Geral

Limpeza de bocas de lobo vira "missão impossível" em Bauru

Tisa Moraes
| Tempo de leitura: 3 min

Malavolta Jr.
Bocas de lobo entupidas, como na quadra 10 da Rodrigues Alves, podem provocar enchentes

A falta de conscientização da população e a deficiência do poder público produzem uma combinação preocupante para a segurança dos bauruenses em dias de chuva. Por falta de funcionários, a administração municipal não dá conta de limpar todas as bocas de lobo existentes na cidade, o que potencializa os riscos de inundações, já tão frequentes durante os períodos chuvosos.

Para tentar sanar o problema num futuro próximo, a Secretaria Municipal de Obras defende a terceirização de parte do serviço, com o uso de maquinários específicos para a execução de forças-tarefas em períodos de estiagem, como agora. A proposta, contudo, será um desafio a ser encarado pela próxima administração. Titular da pasta, Sidnei Rodrigues explica que, até o ano passado, cada um dos 7 mil bueiros espalhados pela zona urbana do município era desobstruído uma vez a cada dois anos e meio.

A partir do reforço obtido com a contratação de reeducandos que cumprem pena em Bauru para realizar o serviço, a expectativa é de que o número suba para 5 mil desobstruções neste ano de 2016 inteiro. “Contamos com nove trabalhadores, divididos em quatro equipes. O número foi ampliado neste início de ano”, comenta.

Mesmo assim, ele ressalta, a equipe disponível ainda é insuficiente. Além de não conseguir limpar os 7 mil ao menos uma vez no ano, dispositivos que precisariam ser revisitados até quatro vezes no período de 12 meses.

“Isso teria de ocorrer, por exemplo, na área central, em que o fluxo de pessoas e o consequente descarte de lixo na via pública é muito intenso. Também temos locais críticos na região da Vila Falcão, Fortunato Rocha Lima e Pousada da Esperança, em que até sofás vão parar nas galerias. Em razão desta demanda, o ideal seria termos 30 pessoas trabalhando para conseguir manter tudo limpo”, observa.

Restrições

O secretário explica, contudo, que a queda na arrecadação do município, aliada às restrições impostas pela Lei de Responsabilidade Fiscal (LRF) - que impõe limite de gastos com folha de pagamento, impedem a contratação de novos servidores. “A saída, portanto, seria terceirizar parte desse serviço, garantindo que o recurso para o sistema de drenagem fosse verba carimbada dentro do orçamento público”, pontua.

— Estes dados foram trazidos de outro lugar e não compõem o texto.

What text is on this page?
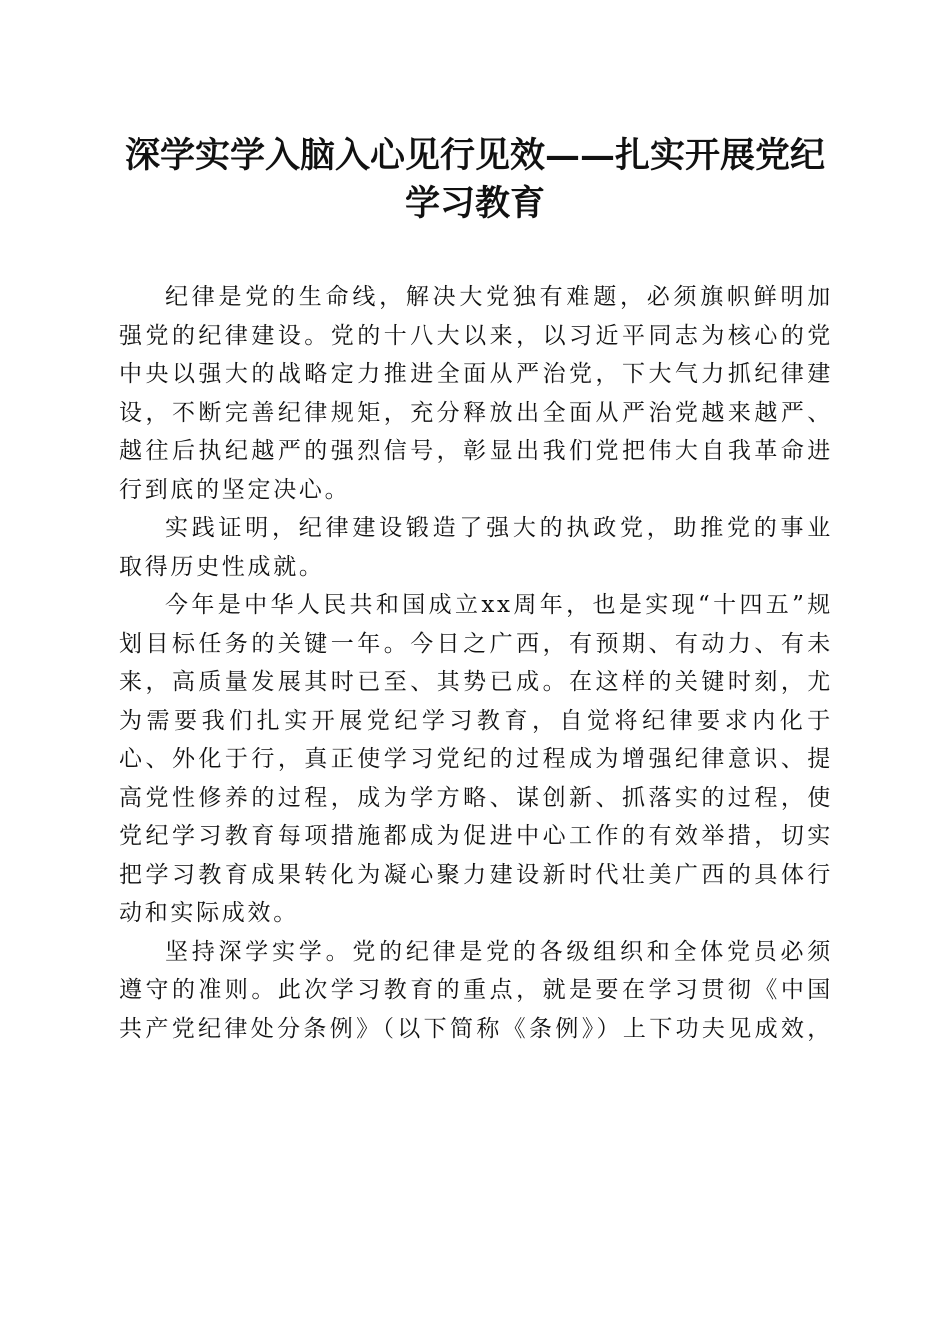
深学实学入脑入心见行见效——扎实开展党纪
学习教育

纪律是党的生命线，解决大党独有难题，必须旗帜鲜明加强党的纪律建设。党的十八大以来，以习近平同志为核心的党中央以强大的战略定力推进全面从严治党，下大气力抓纪律建设，不断完善纪律规矩，充分释放出全面从严治党越来越严、越往后执纪越严的强烈信号，彰显出我们党把伟大自我革命进行到底的坚定决心。

实践证明，纪律建设锻造了强大的执政党，助推党的事业取得历史性成就。

今年是中华人民共和国成立xx周年，也是实现“十四五”规划目标任务的关键一年。今日之广西，有预期、有动力、有未来，高质量发展其时已至、其势已成。在这样的关键时刻，尤为需要我们扎实开展党纪学习教育，自觉将纪律要求内化于心、外化于行，真正使学习党纪的过程成为增强纪律意识、提高党性修养的过程，成为学方略、谋创新、抓落实的过程，使党纪学习教育每项措施都成为促进中心工作的有效举措，切实把学习教育成果转化为凝心聚力建设新时代壮美广西的具体行动和实际成效。

坚持深学实学。党的纪律是党的各级组织和全体党员必须遵守的准则。此次学习教育的重点，就是要在学习贯彻《中国共产党纪律处分条例》（以下简称《条例》）上下功夫见成效，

A proposta foi apresentada há poucos dias pela Associação dos Engenheiros, Arquitetos e Agrônomos (Assenag), durante a Conferência do Município. Rodrigues cita que a ideia seria definir recursos para os serviços dentro da previsão orçamentária do Plano Plurianual, que será discutido no ano que vem.

Por este motivo, a medida só poderá, eventualmente, ser adotada pelo próximo prefeito, para que comece a vigorar apenas em 2018. “A ideia é poder executar serviços em uma época específica do ano, de maio até setembro, antes do início do período de chuvas, com terceirização de mão de obra manual e também mecânica, por meio de caminhões dotados de bombas de sucção”, completa.

Multa para ‘sujões’

Durante a Conferência do Município, Sidnei Rodrigues também defendeu a criação de uma lei para obrigar moradores a manter calçadas, guias e sarjetas limpas. A ideia é aplicar multas para quem abandonar resíduos como restos de construção, galhos e lixo, que podem acabar sendo arrastados pela chuva, entupindo bocas de lobo e galerias de águas pluviais.

A forma de fiscalização, no entanto, ainda teria de ser definida. “Tivemos um entendimento sobre a importância deste regramento durante a conferência e, agora, pretendo encaminhar um projeto de lei para o Executivo, para ser levado à apreciação da Câmara. É uma norma que terá de ser definida com a participação de várias pessoas”, pondera.